Nearly 35,000 families in Oregon would lose access to food stamps under a new federal proposal to tighten eligibility requirements for the Supplemental Nutrition Assistance Program, according to new estimates from the state’s Department of Human Services.
The state agency began its analysis soon after the Agriculture Department proposed “closing a loophole” that allowed families who were eligible for Temporary Assistance for Needy Families, another federal welfare program, to be automatically eligible for SNAP. The Trump administration claimed the rule change would stop people with livable incomes from accessing food stamps and save the agriculture department billions of dollars.
More than 3 million Americans would be cut from the food stamp program, according to federal estimates. A spokesperson for the state’s Department of Human Services said it estimates nearly 35,000 families will be affected in Oregon.
If the rule is passed, it would immediately push anyone in Oregon earning between 130% and 185% of the federal poverty level — a range of about $33,500 to $47,600 for a family of four — off the assistance program.

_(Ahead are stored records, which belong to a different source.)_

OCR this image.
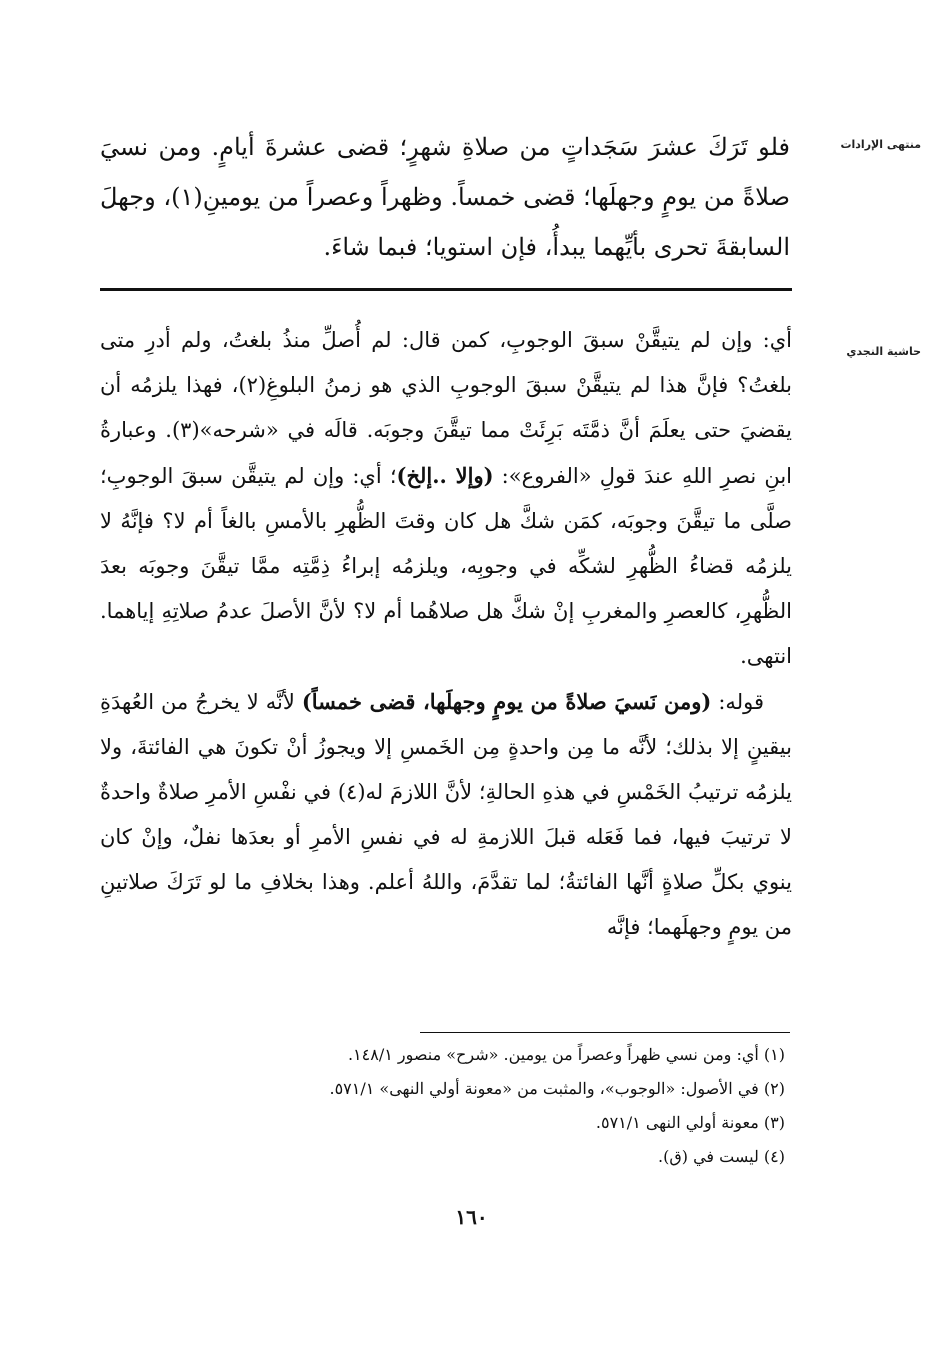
منتهى الإرادات
حاشية النجدي

فلو تَرَكَ عشرَ سَجَداتٍ من صلاةِ شهرٍ؛ قضى عشرةَ أيامٍ. ومن نسيَ صلاةً من يومٍ وجهلَها؛ قضى خمساً. وظهراً وعصراً من يومينِ(١)، وجهلَ السابقةَ تحرى بأيِّهما يبدأُ، فإن استويا؛ فبما شاءَ.

أي: وإن لم يتيقَّنْ سبقَ الوجوبِ، كمن قال: لم أُصلِّ منذُ بلغتُ، ولم أدرِ متى بلغتُ؟ فإنَّ هذا لم يتيقَّنْ سبقَ الوجوبِ الذي هو زمنُ البلوغِ(٢)، فهذا يلزمُه أن يقضيَ حتى يعلَمَ أنَّ ذمَّتَه بَرِئَتْ مما تيقَّنَ وجوبَه. قالَه في «شرحه»(٣). وعبارةُ ابنِ نصرِ اللهِ عندَ قولِ «الفروع»: (وإلا ..إلخ)؛ أي: وإن لم يتيقَّن سبقَ الوجوبِ؛ صلَّى ما تيقَّنَ وجوبَه، كمَن شكَّ هل كان وقتَ الظُّهرِ بالأمسِ بالغاً أم لا؟ فإنَّهُ لا يلزمُه قضاءُ الظُّهرِ لشكِّه في وجوبِه، ويلزمُه إبراءُ ذِمَّتِه ممَّا تيقَّنَ وجوبَه بعدَ الظُّهرِ، كالعصرِ والمغربِ إنْ شكَّ هل صلاهُما أم لا؟ لأنَّ الأصلَ عدمُ صلاتِهِ إياهما. انتهى.

قوله: (ومن نَسيَ صلاةً من يومٍ وجهلَها، قضى خمساً) لأنَّه لا يخرجُ من العُهدَةِ بيقينٍ إلا بذلك؛ لأنَّه ما مِن واحدةٍ مِن الخَمسِ إلا ويجوزُ أنْ تكونَ هي الفائتةَ، ولا يلزمُه ترتيبُ الخَمْسِ في هذهِ الحالةِ؛ لأنَّ اللازمَ له(٤) في نفْسِ الأمرِ صلاةٌ واحدةٌ لا ترتيبَ فيها، فما فَعَله قبلَ اللازمةِ له في نفسِ الأمرِ أو بعدَها نفلٌ، وإنْ كان ينوي بكلِّ صلاةٍ أنَّها الفائتةُ؛ لما تقدَّمَ، واللهُ أعلم. وهذا بخلافِ ما لو تَرَكَ صلاتينِ من يومٍ وجهلَهما؛ فإنَّه

(١) أي: ومن نسي ظهراً وعصراً من يومين. «شرح» منصور ١٤٨/١.

(٢) في الأصول: «الوجوب»، والمثبت من «معونة أولي النهى» ٥٧١/١.

(٣) معونة أولي النهى ٥٧١/١.

(٤) ليست في (ق).

١٦٠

More people could have their food stamps revoked as they come up for their regular recertification with SNAP, which takes into account recipients’ assets along with their income. Critics of the plan say this means people’s savings, retirement accounts, and cars could, for the first time, prohibit them from receiving food stamps.
“It’s as bad as we feared,” said Jeff Kleen, a public policy advocate at Oregon Food Bank.
“It could be they had an old boat backed behind the garage. That boat is not helping them make ends meet, but the value of that could push them above the resource test and they could lose their SNAP benefits.”
Oregon’s economy could take a hit, too. The department estimates retailers will lose out on $3 million per month if 35,000 families stop showing up at grocery stores with food stamps. According to the state’s analysis, these families are clustered heavily in Clackamas, Lane, Multnomah, Marion and Washington counties.
In these areas, where both salaries and costs of living are higher than other parts of the state, there are many low-income residents who might rely on food stamps for meals while much of their salary goes toward housing, said Matt Newell-Ching, the public affairs director for Partners for a Hunger-Free Oregon. He said the federal proposal would disrupt that setup.
“The impact of this rule would be more people facing impossible choices between paying for rent and paying for food,” Newell-Ching said.
The public can comment on the proposed changes until Sept. 23.